A firmly established feature of the Eastern part of the CBA (including the BSCZ) is the morphological encoding of partial affectedness: structural case assignment is overridden by specific case-marking patterns (cf. Koptjevskaja-Tamm 2001; Koptjevskaja-Tamm/Wälchli 2001: 649-669). Although GIQ and GN show some functional overlap (e.g., both denote decreased referentiality) and might have originated from the same source category, they have been entrenched to different degrees in the languages of the area. One may, therefore, dare to say that they have begun to form intersecting, though different clines (or clusters) within that area.

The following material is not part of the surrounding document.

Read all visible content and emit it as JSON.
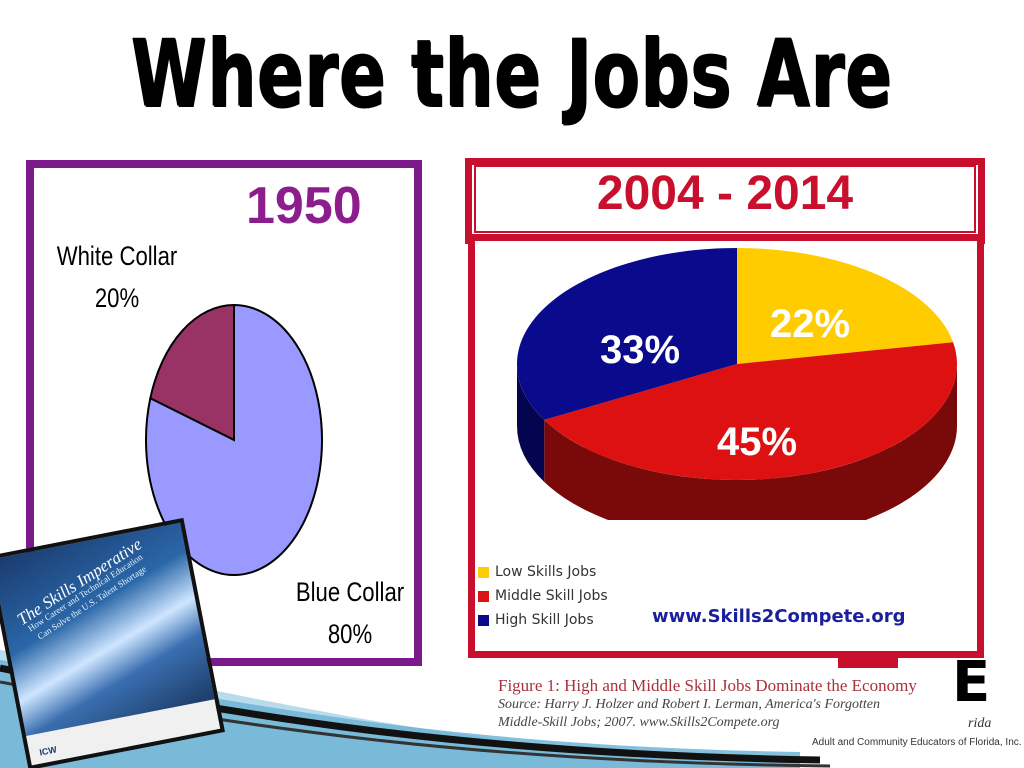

The GIQ is most pervasive in Finnic and Lithuanian whereas it is less frequent in Standard Russian, even less frequent in Polish and almost extinct in Latvian. The Baltic and Slavic GIQ show traces of an accommodation to the Finnic pattern (cf. Seržant, to appear c). The GN, in turn, is most entrenched in Polish followed by Lithuanian and Latgalian; it is largely optional and triggers different implications in Standard Russian (Timberlake 1986; Babby 2000; Partee&Borschev 2004; Padučeva 1997; 2005, among others) and is almost extinct in Latvian. Both GIQ and GN are less restricted in Northwestern Russian varieties as well as in Belarusian (Karskij 1956: 319, 403; Filin 1972: 514-5).

 

(F12) The nominative object (NO)

In general, the NO is restricted to those contexts lacking an argument and which could be structurally assigned nominative. It is typical for, but not restricted to, verbal non-finite and nominal predication. To some extent in Old Russian and generally in Finnic it also includes the imperative. Timberlake (1974) demonstrated that NO is a feature pertinent to the whole Eastern CBA (i.e. BSCZ, NW-Russian + Finnic). Although a Finnic substrate during the first millenium AD certainly played a role (Mendoza 2008), the beginnings of the nominative marking itself are most probably not contact-induced, as pointed out in Ambrazas (2001). Instead, he assumes the morphological preservation and the syntactic reanalysis from subject to object area recurrent pattern of the NO and shows that a correct relative and absolute chronology of inherited vs. contact-induced properties is crucial. Nowadays, there is a strong tendency to replace the NO with the accusative. This appears to be motivated by the accommodation of the morphosyntactic encoding to the function (cf. Haspelmath’s 2010 Behaviour-before-Coding-Principle). However, there are also competing areal motivations; cf. Danylenko (2005b) who argues for the inheritance of the accusative impersonal in Belarusian and Ukrainian against calquing in Lithuanian.

 

 


[1] In general, and wherever possible, one should pay special attention to variation in the realization of structural (phonological, morphological, syntactic) oppositions. Such cases may often be described as allophonic or allomorphic variation. But this notion can turn out to be inadequate because, for instance, the realization of endings in nominal or verbal inflection of rural mixed Belarusian does not always seem to rest on (near to) complementary distribution. For this reason, we will carefully just speak of ‘variants’. It is essential that the concrete shape of variants can be used as a valuable indicator of contact-induced patterns, in particular within the same family, since we have to assume that speakers often do not just replicate or adapt oppositions from a model but rather borrow items together with their phonetic and morphological shape. This leads to ‘low-level variation’ whose account has the further advantage that token-frequency need not be high (cf. Cornips/Corrigan 2005: 102).